As to the second, the evils of mob rule and mistaken majorities have been known at least since Aristotle wrote of them. Indeed, Plato, Aristotle's teacher, wrote of government by the best as an alternative to democracy, but found in Sicily during the fourth century BC that his own definition of the best was not the same as the definition acted on by those who had inherited authority. The American constitutional order still stands as a model of inhibition. Nothing that Kissinger could command would the consent of a killer or torturer, indeed no money could be spent even in American military adventures without the authorization of two Houses of a notably fractious American Congress. That the ambitions of conscienceless people might coincide with the power to fulfil those ambitions at the expense of somebody else was a fact foreseen by the framers of the American Constitution, but the safeguards they inserted in that document could not and cannot allay all evil.

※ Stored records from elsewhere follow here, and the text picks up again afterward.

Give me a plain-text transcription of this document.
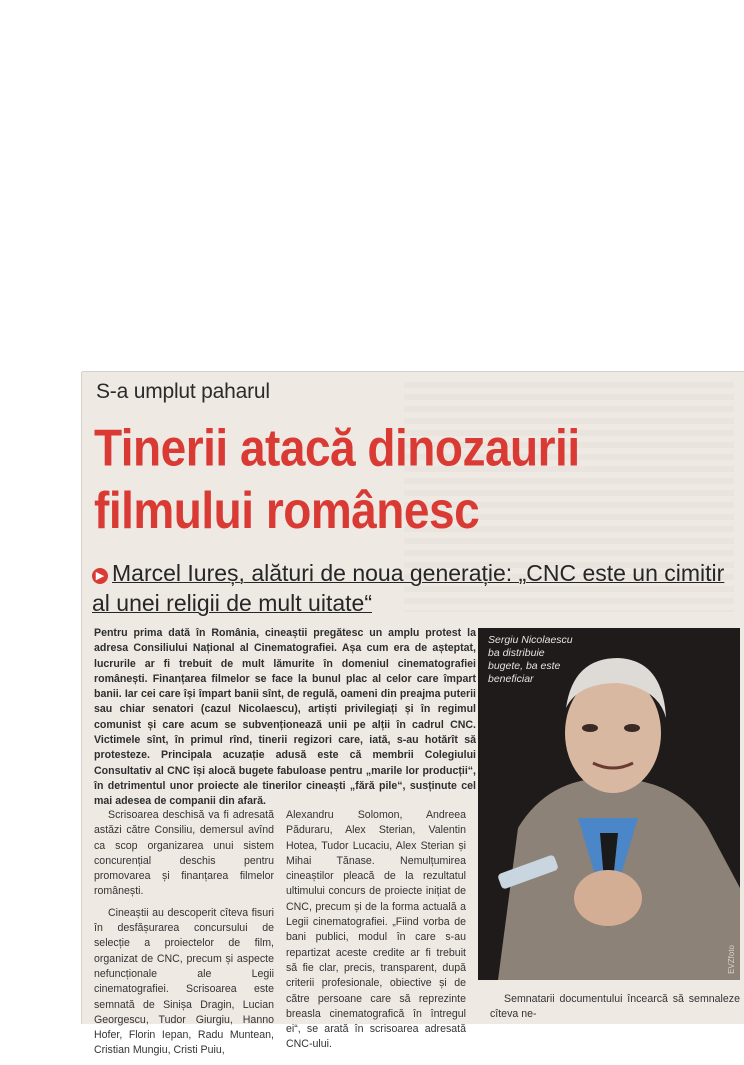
S-a umplut paharul
Tinerii atacă dinozaurii filmului românesc
▶ Marcel Iureș, alături de noua generație: „CNC este un cimitir al unei religii de mult uitate“
Pentru prima dată în România, cineaștii pregătesc un amplu protest la adresa Consiliului Național al Cinematografiei. Așa cum era de așteptat, lucrurile ar fi trebuit de mult lămurite în domeniul cinematografiei românești. Finanțarea filmelor se face la bunul plac al celor care împart banii. Iar cei care își împart banii sînt, de regulă, oameni din preajma puterii sau chiar senatori (cazul Nicolaescu), artiști privilegiați și în regimul comunist și care acum se subvenționează unii pe alții în cadrul CNC. Victimele sînt, în primul rînd, tinerii regizori care, iată, s-au hotărît să protesteze. Principala acuzație adusă este că membrii Colegiului Consultativ al CNC își alocă bugete fabuloase pentru „marile lor producții“, în detrimentul unor proiecte ale tinerilor cineaști „fără pile“, susținute cel mai adesea de companii din afară.

Scrisoarea deschisă va fi adresată astăzi către Consiliu, demersul avînd ca scop organizarea unui sistem concurențial deschis pentru promovarea și finanțarea filmelor românești.

Cineaștii au descoperit cîteva fisuri în desfășurarea concursului de selecție a proiectelor de film, organizat de CNC, precum și aspecte nefuncționale ale Legii cinematografiei. Scrisoarea este semnată de Sinișa Dragin, Lucian Georgescu, Tudor Giurgiu, Hanno Hofer, Florin Iepan, Radu Muntean, Cristian Mungiu, Cristi Puiu,

Alexandru Solomon, Andreea Păduraru, Alex Sterian, Valentin Hotea, Tudor Lucaciu, Alex Sterian și Mihai Tănase. Nemulțumirea cineaștilor pleacă de la rezultatul ultimului concurs de proiecte inițiat de CNC, precum și de la forma actuală a Legii cinematografiei. „Fiind vorba de bani publici, modul în care s-au repartizat aceste credite ar fi trebuit să fie clar, precis, transparent, după criterii profesionale, obiective și de către persoane care să reprezinte breasla cinematografică în întregul ei“, se arată în scrisoarea adresată CNC-ului.

Semnatarii documentului încearcă să semnaleze cîteva ne-

Sergiu Nicolaescu ba distribuie bugete, ba este beneficiar
EVZfoto
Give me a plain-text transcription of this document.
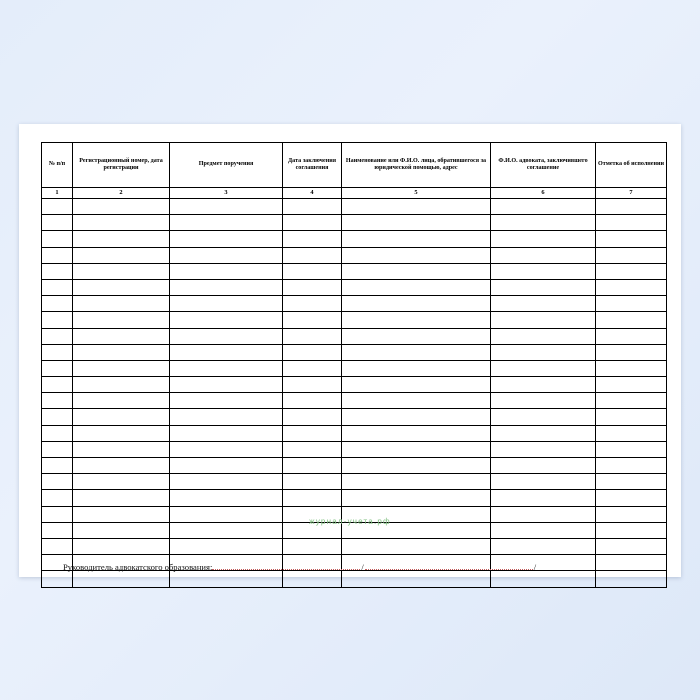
№ п/п	Регистрационный номер, дата регистрации	Предмет поручения	Дата заключения соглашения	Наименование или Ф.И.О. лица, обратившегося за юридической помощью, адрес	Ф.И.О. адвоката, заключившего соглашение	Отметка об исполнении
1	2	3	4	5	6	7

журнал-учета.рф
Руководитель адвокатского образования:	/	/
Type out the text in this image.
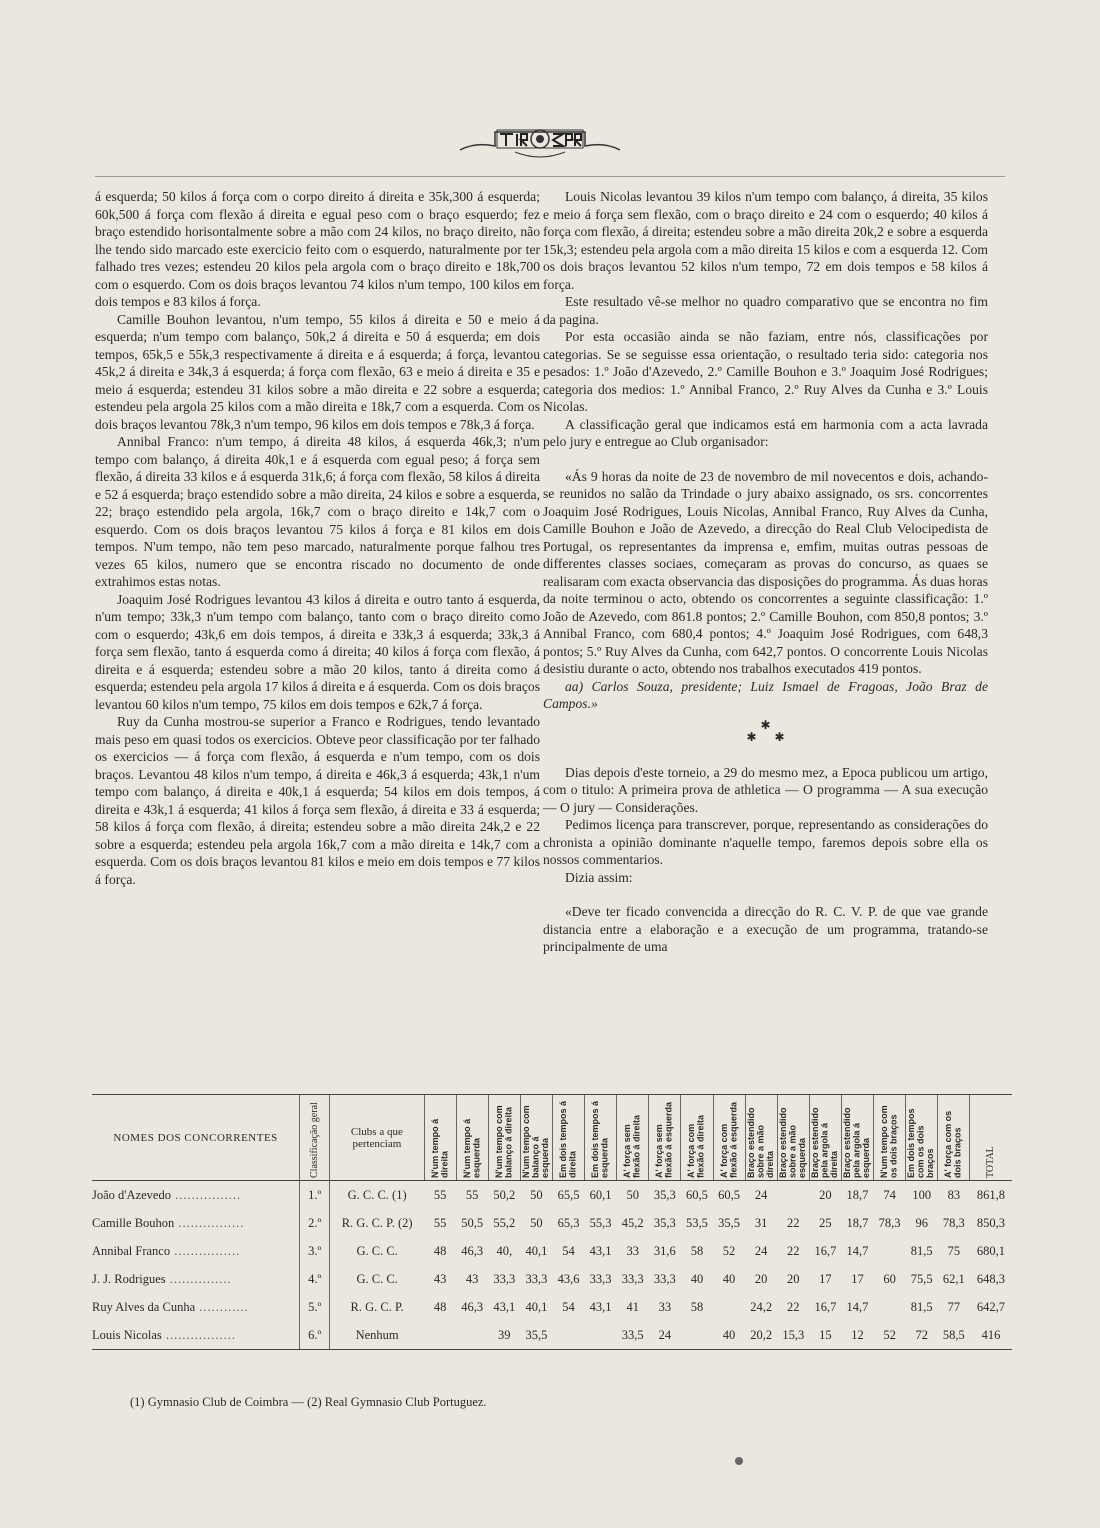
á esquerda; 50 kilos á força com o corpo direito á direita e 35k,300 á esquerda; 60k,500 á força com flexão á direita e egual peso com o braço esquerdo; fez braço estendido horisontalmente sobre a mão com 24 kilos, no braço direito, não lhe tendo sido marcado este exercicio feito com o esquerdo, naturalmente por ter falhado tres vezes; estendeu 20 kilos pela argola com o braço direito e 18k,700 com o esquerdo. Com os dois braços levantou 74 kilos n'um tempo, 100 kilos em dois tempos e 83 kilos á força.

Camille Bouhon levantou, n'um tempo, 55 kilos á direita e 50 e meio á esquerda; n'um tempo com balanço, 50k,2 á direita e 50 á esquerda; em dois tempos, 65k,5 e 55k,3 respectivamente á direita e á esquerda; á força, levantou 45k,2 á direita e 34k,3 á esquerda; á força com flexão, 63 e meio á direita e 35 e meio á esquerda; estendeu 31 kilos sobre a mão direita e 22 sobre a esquerda; estendeu pela argola 25 kilos com a mão direita e 18k,7 com a esquerda. Com os dois braços levantou 78k,3 n'um tempo, 96 kilos em dois tempos e 78k,3 á força.

Annibal Franco: n'um tempo, á direita 48 kilos, á esquerda 46k,3; n'um tempo com balanço, á direita 40k,1 e á esquerda com egual peso; á força sem flexão, á direita 33 kilos e á esquerda 31k,6; á força com flexão, 58 kilos á direita e 52 á esquerda; braço estendido sobre a mão direita, 24 kilos e sobre a esquerda, 22; braço estendido pela argola, 16k,7 com o braço direito e 14k,7 com o esquerdo. Com os dois braços levantou 75 kilos á força e 81 kilos em dois tempos. N'um tempo, não tem peso marcado, naturalmente porque falhou tres vezes 65 kilos, numero que se encontra riscado no documento de onde extrahimos estas notas.

Joaquim José Rodrigues levantou 43 kilos á direita e outro tanto á esquerda, n'um tempo; 33k,3 n'um tempo com balanço, tanto com o braço direito como com o esquerdo; 43k,6 em dois tempos, á direita e 33k,3 á esquerda; 33k,3 á força sem flexão, tanto á esquerda como á direita; 40 kilos á força com flexão, á direita e á esquerda; estendeu sobre a mão 20 kilos, tanto á direita como á esquerda; estendeu pela argola 17 kilos á direita e á esquerda. Com os dois braços levantou 60 kilos n'um tempo, 75 kilos em dois tempos e 62k,7 á força.

Ruy da Cunha mostrou-se superior a Franco e Rodrigues, tendo levantado mais peso em quasi todos os exercicios. Obteve peor classificação por ter falhado os exercicios — á força com flexão, á esquerda e n'um tempo, com os dois braços. Levantou 48 kilos n'um tempo, á direita e 46k,3 á esquerda; 43k,1 n'um tempo com balanço, á direita e 40k,1 á esquerda; 54 kilos em dois tempos, á direita e 43k,1 á esquerda; 41 kilos á força sem flexão, á direita e 33 á esquerda; 58 kilos á força com flexão, á direita; estendeu sobre a mão direita 24k,2 e 22 sobre a esquerda; estendeu pela argola 16k,7 com a mão direita e 14k,7 com a esquerda. Com os dois braços levantou 81 kilos e meio em dois tempos e 77 kilos á força.

Louis Nicolas levantou 39 kilos n'um tempo com balanço, á direita, 35 kilos e meio á força sem flexão, com o braço direito e 24 com o esquerdo; 40 kilos á força com flexão, á direita; estendeu sobre a mão direita 20k,2 e sobre a esquerda 15k,3; estendeu pela argola com a mão direita 15 kilos e com a esquerda 12. Com os dois braços levantou 52 kilos n'um tempo, 72 em dois tempos e 58 kilos á força.

Este resultado vê-se melhor no quadro comparativo que se encontra no fim da pagina.

Por esta occasião ainda se não faziam, entre nós, classificações por categorias. Se se seguisse essa orientação, o resultado teria sido: categoria nos pesados: 1.º João d'Azevedo, 2.º Camille Bouhon e 3.º Joaquim José Rodrigues; categoria dos medios: 1.º Annibal Franco, 2.º Ruy Alves da Cunha e 3.º Louis Nicolas.

A classificação geral que indicamos está em harmonia com a acta lavrada pelo jury e entregue ao Club organisador:

«Ás 9 horas da noite de 23 de novembro de mil novecentos e dois, achando-se reunidos no salão da Trindade o jury abaixo assignado, os srs. concorrentes Joaquim José Rodrigues, Louis Nicolas, Annibal Franco, Ruy Alves da Cunha, Camille Bouhon e João de Azevedo, a direcção do Real Club Velocipedista de Portugal, os representantes da imprensa e, emfim, muitas outras pessoas de differentes classes sociaes, começaram as provas do concurso, as quaes se realisaram com exacta observancia das disposições do programma. Ás duas horas da noite terminou o acto, obtendo os concorrentes a seguinte classificação: 1.º João de Azevedo, com 861.8 pontos; 2.º Camille Bouhon, com 850,8 pontos; 3.º Annibal Franco, com 680,4 pontos; 4.º Joaquim José Rodrigues, com 648,3 pontos; 5.º Ruy Alves da Cunha, com 642,7 pontos. O concorrente Louis Nicolas desistiu durante o acto, obtendo nos trabalhos executados 419 pontos.

aa) Carlos Souza, presidente; Luiz Ismael de Fragoas, João Braz de Campos.»

✱
✱      ✱

Dias depois d'este torneio, a 29 do mesmo mez, a Epoca publicou um artigo, com o titulo: A primeira prova de athletica — O programma — A sua execução — O jury — Considerações.

Pedimos licença para transcrever, porque, representando as considerações do chronista a opinião dominante n'aquelle tempo, faremos depois sobre ella os nossos commentarios.

Dizia assim:

«Deve ter ficado convencida a direcção do R. C. V. P. de que vae grande distancia entre a elaboração e a execução de um programma, tratando-se principalmente de uma

NOMES DOS CONCORRENTES	Classificação geral	Clubs a que pertenciam	N'um tempo á direita	N'um tempo á esquerda	N'um tempo com balanço á direita	N'um tempo com balanço á esquerda	Em dois tempos á direita	Em dois tempos á esquerda	A' força sem flexão á direita	A' força sem flexão á esquerda	A' força com flexão á direita	A' força com flexão á esquerda	Braço estendido sobre a mão direita	Braço estendido sobre a mão esquerda	Braço estendido pela argola á direita	Braço estendido pela argola á esquerda	N'um tempo com os dois braços	Em dois tempos com os dois braços	A' força com os dois braços	TOTAL

João d'Azevedo ................	1.º	G. C. C. (1)	55	55	50,2	50	65,5	60,1	50	35,3	60,5	60,5	24		20	18,7	74	100	83	861,8
Camille Bouhon ................	2.º	R. G. C. P. (2)	55	50,5	55,2	50	65,3	55,3	45,2	35,3	53,5	35,5	31	22	25	18,7	78,3	96	78,3	850,3
Annibal Franco ................	3.º	G. C. C.	48	46,3	40,	40,1	54	43,1	33	31,6	58	52	24	22	16,7	14,7		81,5	75	680,1
J. J. Rodrigues ...............	4.º	G. C. C.	43	43	33,3	33,3	43,6	33,3	33,3	33,3	40	40	20	20	17	17	60	75,5	62,1	648,3
Ruy Alves da Cunha ............	5.º	R. G. C. P.	48	46,3	43,1	40,1	54	43,1	41	33	58		24,2	22	16,7	14,7		81,5	77	642,7
Louis Nicolas .................	6.º	Nenhum			39	35,5			33,5	24		40	20,2	15,3	15	12	52	72	58,5	416
(1) Gymnasio Club de Coimbra — (2) Real Gymnasio Club Portuguez.
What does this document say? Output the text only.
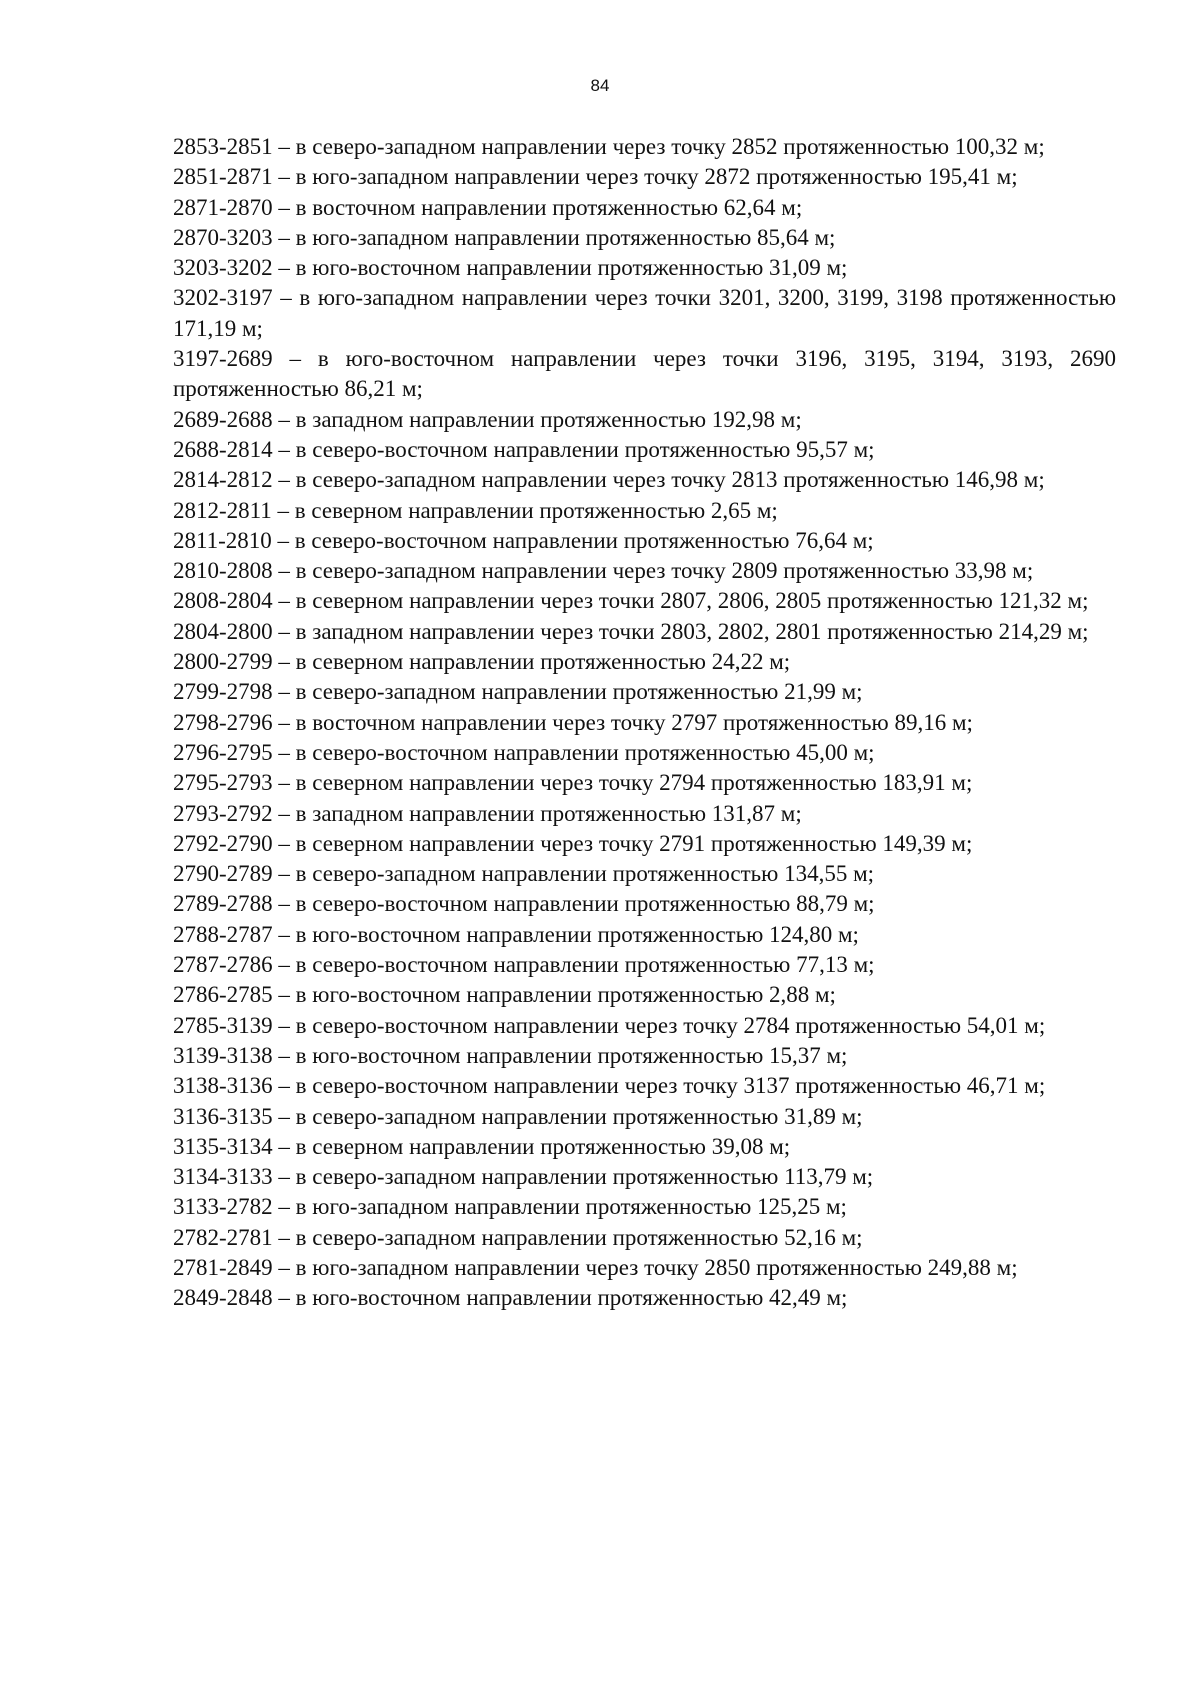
84

2853-2851 – в северо-западном направлении через точку 2852 протяженностью 100,32 м;

2851-2871 – в юго-западном направлении через точку 2872 протяженностью 195,41 м;

2871-2870 – в восточном направлении протяженностью 62,64 м;

2870-3203 – в юго-западном направлении протяженностью 85,64 м;

3203-3202 – в юго-восточном направлении протяженностью 31,09 м;

3202-3197 – в юго-западном направлении через точки 3201, 3200, 3199, 3198 протяженностью 171,19 м;

3197-2689 – в юго-восточном направлении через точки 3196, 3195, 3194, 3193, 2690 протяженностью 86,21 м;

2689-2688 – в западном направлении протяженностью 192,98 м;

2688-2814 – в северо-восточном направлении протяженностью 95,57 м;

2814-2812 – в северо-западном направлении через точку 2813 протяженностью 146,98 м;

2812-2811 – в северном направлении протяженностью 2,65 м;

2811-2810 – в северо-восточном направлении протяженностью 76,64 м;

2810-2808 – в северо-западном направлении через точку 2809 протяженностью 33,98 м;

2808-2804 – в северном направлении через точки 2807, 2806, 2805 протяженностью 121,32 м;

2804-2800 – в западном направлении через точки 2803, 2802, 2801 протяженностью 214,29 м;

2800-2799 – в северном направлении протяженностью 24,22 м;

2799-2798 – в северо-западном направлении протяженностью 21,99 м;

2798-2796 – в восточном направлении через точку 2797 протяженностью 89,16 м;

2796-2795 – в северо-восточном направлении протяженностью 45,00 м;

2795-2793 – в северном направлении через точку 2794 протяженностью 183,91 м;

2793-2792 – в западном направлении протяженностью 131,87 м;

2792-2790 – в северном направлении через точку 2791 протяженностью 149,39 м;

2790-2789 – в северо-западном направлении протяженностью 134,55 м;

2789-2788 – в северо-восточном направлении протяженностью 88,79 м;

2788-2787 – в юго-восточном направлении протяженностью 124,80 м;

2787-2786 – в северо-восточном направлении протяженностью 77,13 м;

2786-2785 – в юго-восточном направлении протяженностью 2,88 м;

2785-3139 – в северо-восточном направлении через точку 2784 протяженностью 54,01 м;

3139-3138 – в юго-восточном направлении протяженностью 15,37 м;

3138-3136 – в северо-восточном направлении через точку 3137 протяженностью 46,71 м;

3136-3135 – в северо-западном направлении протяженностью 31,89 м;

3135-3134 – в северном направлении протяженностью 39,08 м;

3134-3133 – в северо-западном направлении протяженностью 113,79 м;

3133-2782 – в юго-западном направлении протяженностью 125,25 м;

2782-2781 – в северо-западном направлении протяженностью 52,16 м;

2781-2849 – в юго-западном направлении через точку 2850 протяженностью 249,88 м;

2849-2848 – в юго-восточном направлении протяженностью 42,49 м;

The legal remedies proposed are a mixture of things likely to be effective and likely to be ineffective. Ineffective things are those that depend on the wisdom of unchecked majorities or complex (therefore manipulable) political bodies, like those that select judges for a proposed international criminal court, or the extension of national criminal jurisdiction to include the acts of foreigners abroad which the judges of the country exercising that jurisdiction find inconsistent with their own country's values or ambitions. Legal remedies likely to prove effective include civil suits for large damages in the courts of the countries in which villains have assets. Hitchens mentions these things, but, wisely in the light of his lack of legal credentials and the current popularity of the push for an international criminal court, does not take a definite position.

The reader is left only to wonder at the enormous fees that Kissinger receives for his contacts with various right-wing organizations, easing the investment and production difficulties of European and American corporations in Africa and Asia. Hitchens speaks of these fees as if those purchasing the products made in countries whose leadership is anathema had no choice in the matter. But personal or group boycotts are always available. And publicity by alert media is the only path to that. With the exception of a few brave souls like Christopher Hitchens, the media are failing in their job.

Unfortunately, there are a few errors in the book, and a rather defective index. There are repeated confusions of criminal law with civil law, and international law with municipal law, but those are confusions that reflect common misapprehensions. In sum, the book is not to be taken as a precise text in the technical areas it touches, but as a useful summary of the evils that can flow, and have flowed and continue to flow, from the otherwise admirable American democracy.